Video: Nathan MacKinnon previews the new season
The Avalanche's top line in the second group impressed Bednar as newcomers Alexander Kerfoot and Nail Yakupov joined Matt Duchene to form an extremely talented trio.
"That whole line, Kerfoot, Yakupov and [Duchene], they scored some nice goals," Bednar said. "They had some chemistry. It was good watching. Obviously, three talented, offensive guys. I thought that was a real good line in the second group, so it was good to see."
Not everyone skated on the first day as several players were held out from the sessions due to some minor ailments. Among those that missed practice was Mark Barberio, Joe Colbrone and Colin Wilson.
"We have a handful of guys that are going through little tweaks," Bednar said. "Like Wilson, he skated today on his own and it looks like he is getting close. It sounds like that went good. I just caught him in passing from one ice session to the other. Barberio tweaked something a little bit yesterday during some of the testing. Some of those guys are more day-to-day than anything long term or serious."
The Avs might have added another member to its injury list as rookie Tyson Jost pulled up and wasn't able to finish the skating test. He was checked by the team's medical staff, but Bednar didn't have any update after practice.

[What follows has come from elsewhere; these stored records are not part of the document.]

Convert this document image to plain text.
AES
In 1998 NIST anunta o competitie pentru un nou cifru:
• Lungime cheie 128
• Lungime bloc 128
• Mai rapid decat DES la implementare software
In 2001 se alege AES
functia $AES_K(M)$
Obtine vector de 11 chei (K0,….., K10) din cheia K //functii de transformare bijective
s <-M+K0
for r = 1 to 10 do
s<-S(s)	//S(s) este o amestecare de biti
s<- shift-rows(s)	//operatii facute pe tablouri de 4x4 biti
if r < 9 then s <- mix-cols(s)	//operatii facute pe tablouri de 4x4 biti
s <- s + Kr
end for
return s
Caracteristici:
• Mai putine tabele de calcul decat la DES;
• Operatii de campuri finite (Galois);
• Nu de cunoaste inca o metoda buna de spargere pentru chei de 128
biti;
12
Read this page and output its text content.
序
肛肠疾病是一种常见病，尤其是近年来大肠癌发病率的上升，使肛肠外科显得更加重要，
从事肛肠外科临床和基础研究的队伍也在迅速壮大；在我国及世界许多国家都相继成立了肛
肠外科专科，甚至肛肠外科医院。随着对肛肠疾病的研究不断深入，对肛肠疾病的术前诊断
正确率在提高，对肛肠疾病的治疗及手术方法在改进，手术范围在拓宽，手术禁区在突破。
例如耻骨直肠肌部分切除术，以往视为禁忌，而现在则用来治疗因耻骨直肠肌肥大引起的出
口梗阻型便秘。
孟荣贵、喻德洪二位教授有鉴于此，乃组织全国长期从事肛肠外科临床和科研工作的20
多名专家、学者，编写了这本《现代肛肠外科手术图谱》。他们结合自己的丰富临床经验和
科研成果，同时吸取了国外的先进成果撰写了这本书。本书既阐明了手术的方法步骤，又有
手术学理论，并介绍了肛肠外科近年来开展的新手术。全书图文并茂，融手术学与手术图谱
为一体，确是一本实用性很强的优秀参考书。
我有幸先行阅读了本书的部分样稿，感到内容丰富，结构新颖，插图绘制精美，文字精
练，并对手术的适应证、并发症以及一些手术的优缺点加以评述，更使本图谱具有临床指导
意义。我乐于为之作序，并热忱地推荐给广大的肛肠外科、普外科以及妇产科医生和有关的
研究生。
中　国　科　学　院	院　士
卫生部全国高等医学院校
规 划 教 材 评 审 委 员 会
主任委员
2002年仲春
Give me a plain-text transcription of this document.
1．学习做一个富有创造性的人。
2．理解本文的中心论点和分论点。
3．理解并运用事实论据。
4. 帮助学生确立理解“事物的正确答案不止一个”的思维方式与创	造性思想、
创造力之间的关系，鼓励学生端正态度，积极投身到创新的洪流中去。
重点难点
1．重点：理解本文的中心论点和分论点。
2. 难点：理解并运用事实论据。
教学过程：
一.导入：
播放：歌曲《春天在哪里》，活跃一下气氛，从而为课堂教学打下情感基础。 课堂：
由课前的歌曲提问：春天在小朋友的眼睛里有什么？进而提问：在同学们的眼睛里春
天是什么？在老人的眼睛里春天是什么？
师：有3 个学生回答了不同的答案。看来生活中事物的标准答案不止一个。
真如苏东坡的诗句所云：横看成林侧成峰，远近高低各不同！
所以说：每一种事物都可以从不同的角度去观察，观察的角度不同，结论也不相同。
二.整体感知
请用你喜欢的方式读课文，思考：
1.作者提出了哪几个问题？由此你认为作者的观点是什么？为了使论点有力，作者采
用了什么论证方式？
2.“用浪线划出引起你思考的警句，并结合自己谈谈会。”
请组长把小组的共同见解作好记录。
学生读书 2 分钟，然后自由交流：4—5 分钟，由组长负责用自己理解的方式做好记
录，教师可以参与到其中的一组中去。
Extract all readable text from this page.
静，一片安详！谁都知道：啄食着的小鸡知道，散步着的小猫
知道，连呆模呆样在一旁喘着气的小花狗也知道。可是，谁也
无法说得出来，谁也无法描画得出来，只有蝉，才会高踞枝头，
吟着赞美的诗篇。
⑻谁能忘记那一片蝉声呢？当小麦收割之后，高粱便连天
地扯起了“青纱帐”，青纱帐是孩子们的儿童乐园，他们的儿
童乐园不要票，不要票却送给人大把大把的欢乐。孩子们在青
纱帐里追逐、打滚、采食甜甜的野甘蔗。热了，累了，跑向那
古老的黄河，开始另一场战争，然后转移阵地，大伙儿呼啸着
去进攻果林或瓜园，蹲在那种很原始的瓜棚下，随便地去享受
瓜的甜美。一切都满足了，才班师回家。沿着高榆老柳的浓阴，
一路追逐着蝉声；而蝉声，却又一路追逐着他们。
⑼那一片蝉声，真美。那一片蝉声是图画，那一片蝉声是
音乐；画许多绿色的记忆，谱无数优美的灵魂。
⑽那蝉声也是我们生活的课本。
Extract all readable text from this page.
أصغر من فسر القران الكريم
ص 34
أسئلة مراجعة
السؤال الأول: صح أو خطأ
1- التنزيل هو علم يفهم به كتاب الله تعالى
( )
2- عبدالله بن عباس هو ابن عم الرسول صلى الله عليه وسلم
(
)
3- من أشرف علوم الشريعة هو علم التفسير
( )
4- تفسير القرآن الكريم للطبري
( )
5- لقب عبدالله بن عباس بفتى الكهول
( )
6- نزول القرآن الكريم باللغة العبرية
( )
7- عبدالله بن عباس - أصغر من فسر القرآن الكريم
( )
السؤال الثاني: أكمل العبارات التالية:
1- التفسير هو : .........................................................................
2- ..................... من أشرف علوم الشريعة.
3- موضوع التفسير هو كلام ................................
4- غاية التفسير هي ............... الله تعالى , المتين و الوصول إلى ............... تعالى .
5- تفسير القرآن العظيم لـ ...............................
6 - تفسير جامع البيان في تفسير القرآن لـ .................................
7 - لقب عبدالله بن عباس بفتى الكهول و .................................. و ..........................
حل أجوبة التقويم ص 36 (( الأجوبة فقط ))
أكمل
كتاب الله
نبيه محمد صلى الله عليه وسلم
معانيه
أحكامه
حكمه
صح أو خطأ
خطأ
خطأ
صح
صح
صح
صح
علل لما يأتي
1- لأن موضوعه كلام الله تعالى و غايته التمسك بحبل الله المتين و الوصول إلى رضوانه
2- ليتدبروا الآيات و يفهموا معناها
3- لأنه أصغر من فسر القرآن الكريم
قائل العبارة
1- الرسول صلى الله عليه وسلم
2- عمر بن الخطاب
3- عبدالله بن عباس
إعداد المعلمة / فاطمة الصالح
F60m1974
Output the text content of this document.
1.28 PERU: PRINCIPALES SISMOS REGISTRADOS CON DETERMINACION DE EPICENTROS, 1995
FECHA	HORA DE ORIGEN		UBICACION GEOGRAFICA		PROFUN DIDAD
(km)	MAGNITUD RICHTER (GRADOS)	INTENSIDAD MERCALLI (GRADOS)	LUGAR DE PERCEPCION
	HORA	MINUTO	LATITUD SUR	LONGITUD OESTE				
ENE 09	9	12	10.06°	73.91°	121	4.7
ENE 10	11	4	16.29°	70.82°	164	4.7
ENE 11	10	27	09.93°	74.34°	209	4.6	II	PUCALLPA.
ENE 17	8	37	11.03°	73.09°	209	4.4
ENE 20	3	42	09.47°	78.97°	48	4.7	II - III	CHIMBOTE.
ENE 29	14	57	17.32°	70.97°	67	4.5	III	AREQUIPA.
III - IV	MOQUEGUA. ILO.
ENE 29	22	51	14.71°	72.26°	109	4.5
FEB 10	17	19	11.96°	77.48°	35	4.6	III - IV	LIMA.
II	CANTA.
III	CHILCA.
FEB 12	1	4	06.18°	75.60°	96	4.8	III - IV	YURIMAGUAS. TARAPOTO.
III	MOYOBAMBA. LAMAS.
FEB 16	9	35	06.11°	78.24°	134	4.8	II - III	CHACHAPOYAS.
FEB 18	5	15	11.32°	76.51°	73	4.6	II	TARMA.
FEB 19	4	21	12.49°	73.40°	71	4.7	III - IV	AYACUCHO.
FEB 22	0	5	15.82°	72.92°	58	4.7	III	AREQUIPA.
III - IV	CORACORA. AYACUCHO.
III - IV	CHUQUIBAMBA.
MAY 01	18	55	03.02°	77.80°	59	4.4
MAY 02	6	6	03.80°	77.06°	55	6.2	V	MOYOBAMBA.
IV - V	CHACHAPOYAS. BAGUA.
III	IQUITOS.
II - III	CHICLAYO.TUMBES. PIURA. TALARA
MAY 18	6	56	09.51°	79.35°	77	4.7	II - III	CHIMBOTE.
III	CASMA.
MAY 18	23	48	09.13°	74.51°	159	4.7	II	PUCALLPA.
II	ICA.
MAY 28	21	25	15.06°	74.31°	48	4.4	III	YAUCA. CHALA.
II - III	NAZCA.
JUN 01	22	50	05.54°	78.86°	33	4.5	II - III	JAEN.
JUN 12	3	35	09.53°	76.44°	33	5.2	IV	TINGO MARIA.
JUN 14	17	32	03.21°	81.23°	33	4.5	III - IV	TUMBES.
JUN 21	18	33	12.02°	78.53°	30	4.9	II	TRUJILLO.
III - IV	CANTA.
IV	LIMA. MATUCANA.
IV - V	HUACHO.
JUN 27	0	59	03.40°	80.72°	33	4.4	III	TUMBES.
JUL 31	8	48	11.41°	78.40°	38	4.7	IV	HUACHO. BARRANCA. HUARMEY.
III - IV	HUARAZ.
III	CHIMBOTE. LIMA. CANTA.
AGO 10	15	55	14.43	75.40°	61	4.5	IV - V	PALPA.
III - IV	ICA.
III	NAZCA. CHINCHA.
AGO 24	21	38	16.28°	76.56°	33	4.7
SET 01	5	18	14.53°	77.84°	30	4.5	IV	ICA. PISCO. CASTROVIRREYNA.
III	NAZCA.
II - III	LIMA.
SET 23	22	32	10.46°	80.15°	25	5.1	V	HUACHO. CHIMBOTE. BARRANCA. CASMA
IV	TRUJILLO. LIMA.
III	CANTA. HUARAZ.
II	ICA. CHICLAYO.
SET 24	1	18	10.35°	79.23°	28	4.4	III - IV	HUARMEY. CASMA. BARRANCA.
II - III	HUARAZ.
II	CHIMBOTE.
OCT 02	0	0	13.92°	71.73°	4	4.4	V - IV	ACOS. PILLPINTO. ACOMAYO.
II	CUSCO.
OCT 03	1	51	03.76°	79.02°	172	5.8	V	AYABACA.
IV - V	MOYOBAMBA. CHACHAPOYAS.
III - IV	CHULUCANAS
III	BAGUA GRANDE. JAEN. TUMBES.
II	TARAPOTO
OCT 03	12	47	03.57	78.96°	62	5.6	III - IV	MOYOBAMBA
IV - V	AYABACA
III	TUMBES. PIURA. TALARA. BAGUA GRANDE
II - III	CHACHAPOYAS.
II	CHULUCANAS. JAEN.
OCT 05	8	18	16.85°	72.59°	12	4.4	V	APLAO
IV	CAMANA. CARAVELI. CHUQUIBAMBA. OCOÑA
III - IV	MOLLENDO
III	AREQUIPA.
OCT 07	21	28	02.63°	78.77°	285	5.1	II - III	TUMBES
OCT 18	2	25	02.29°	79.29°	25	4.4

"I haven't talked to the trainers. I know he tweaked something there. I couldn't tell you if it's minor or major or day-to-day," the Colorado coach noted.
One Avalanche player that also wasn't on the ice was defenseman Nikita Zadorov, who was still unsigned until 12:45 p.m., about half an hour after on-ice activities had concluded.
A restricted free agent, Zadorov agreed to a two-year contract with Colorado and will look to build on what was becoming a strong campaign last season for the then 21-year-old. The young Russian had recorded 10 assists and was leading the Avs in penalty minutes (73) and hits (153) before injuring his ankle in a freak accident during practice on Feb. 20 and missing the rest of the season.
"I think it's important for our team to get [the contract] done. Big Z played an important role on our team last year," said Bednar, minutes before the announcement of a new deal. "I think it was a growth season for him. You look at our backend and where he has potential to go. We're excited to get it done and get him here as soon as possible."
It isn't known yet when Zadorov will be able to skate with his teammates, but it will be in the very near future. Since Zadorov wasn't signed at the time, he couldn't participate in medical and physical testing on Thursday and will need to be cleared by the club's medical staff before suiting up.
The second day of Avs training camp will be in a similar format as the first, with practices on Saturday scheduled from 8:45 a.m. until 12:30 p.m. The players will then take part in the annual Burgundy/White intrasquad scrimmage on Sunday at the University of Denver's Magness Arena and begin preparing for Tuesday's home preseason game against the Vegas Golden Knights.